The institutional silence on academic poverty can mean death, as is painfully evident in so many stories like that of Thea Hunter, who earned her doctorate in history from Columbia during some of the same years when I was there earning mine in Italian, although I can’t remember our paths ever crossing. With scholarship so innovative that Eric Foner sang its praises in a recent memorial in the Atlantic, Thea Hunter gave up a tenure-track position, in part because too many people on campus discriminatorily claimed she was the janitor based solely on the color of her skin. Afterward, she endured years of poverty wages as a contingent faculty member, and she died in 2019 with organ damage resulting from asthma and heart disease. Practically every contingent faculty member has forgone or delayed needed medical testing or treatment, because “sick days” can result in courses being reassigned to substitutes, leaving us with zero income. The Ivies are not immune from involvement: according to the Atlantic, Thea Hunter had a series of contingent positions at my own beloved alma mater, Princeton, before teaching at institutions in New York City. I know of no campus that is immune. In 2019, Columbia’s English Department failed to place a single PhD candidate in a tenure-track job.
We need voters capable of understanding the urgency of reducing fossil fuel emissions. We need voters with effective language skills to spread the word. We need resilience, grit, and empathy in the face of natural disaster. Studying the country with the most UNESCO World Heritage Sites means gaining access to evidence that inspires life-sustaining compassion, evidence that sparks discussion and analysis, evidence that expands our conceptions of the infinite possibility of being, evidence that shows us what we fight for if we fight to save the earth.
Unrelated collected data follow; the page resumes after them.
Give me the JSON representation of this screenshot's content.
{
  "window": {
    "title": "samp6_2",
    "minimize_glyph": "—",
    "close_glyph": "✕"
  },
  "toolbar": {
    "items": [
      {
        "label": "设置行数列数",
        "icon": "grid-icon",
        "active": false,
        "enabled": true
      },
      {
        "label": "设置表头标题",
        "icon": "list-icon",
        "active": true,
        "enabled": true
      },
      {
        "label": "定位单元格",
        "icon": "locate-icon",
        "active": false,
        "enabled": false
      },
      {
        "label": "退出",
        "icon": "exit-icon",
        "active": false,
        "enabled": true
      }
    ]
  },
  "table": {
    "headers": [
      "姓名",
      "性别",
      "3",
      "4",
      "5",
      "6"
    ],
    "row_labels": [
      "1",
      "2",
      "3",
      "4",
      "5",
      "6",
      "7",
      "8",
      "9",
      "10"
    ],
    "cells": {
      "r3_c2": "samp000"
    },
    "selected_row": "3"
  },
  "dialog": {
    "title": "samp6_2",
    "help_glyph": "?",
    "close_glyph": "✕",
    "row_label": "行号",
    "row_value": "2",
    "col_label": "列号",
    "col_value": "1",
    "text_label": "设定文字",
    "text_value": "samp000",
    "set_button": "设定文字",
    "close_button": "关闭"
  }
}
To the people who tell people with doctorates to pursue “alternative careers” against their wills, I say that the need for committed college teaching is greater now than ever before. What the world needs now are educated voters. If human life on earth is an experiment we hope to save from climate change and political instability, then we must address poverty as a barrier to educating the electorate.
A wave of university donations could stamp out poverty in academia. University donors could give their names to endowment funds to provide meal plans and housing for low-income students. University donors could also create named endowments to fund salaries and benefits packages for contingent faculty. College giving could eliminate poverty as an obstacle to educating voters who determine climate policies—policies that are our only hope of preventing catastrophic floods and fires.
What world are we leaving to our students? We all have a planet to save. Andiamo!
Diana C. Silverman holds a doctorate in Italian from Columbia University and teaches college Italian courses in New York City.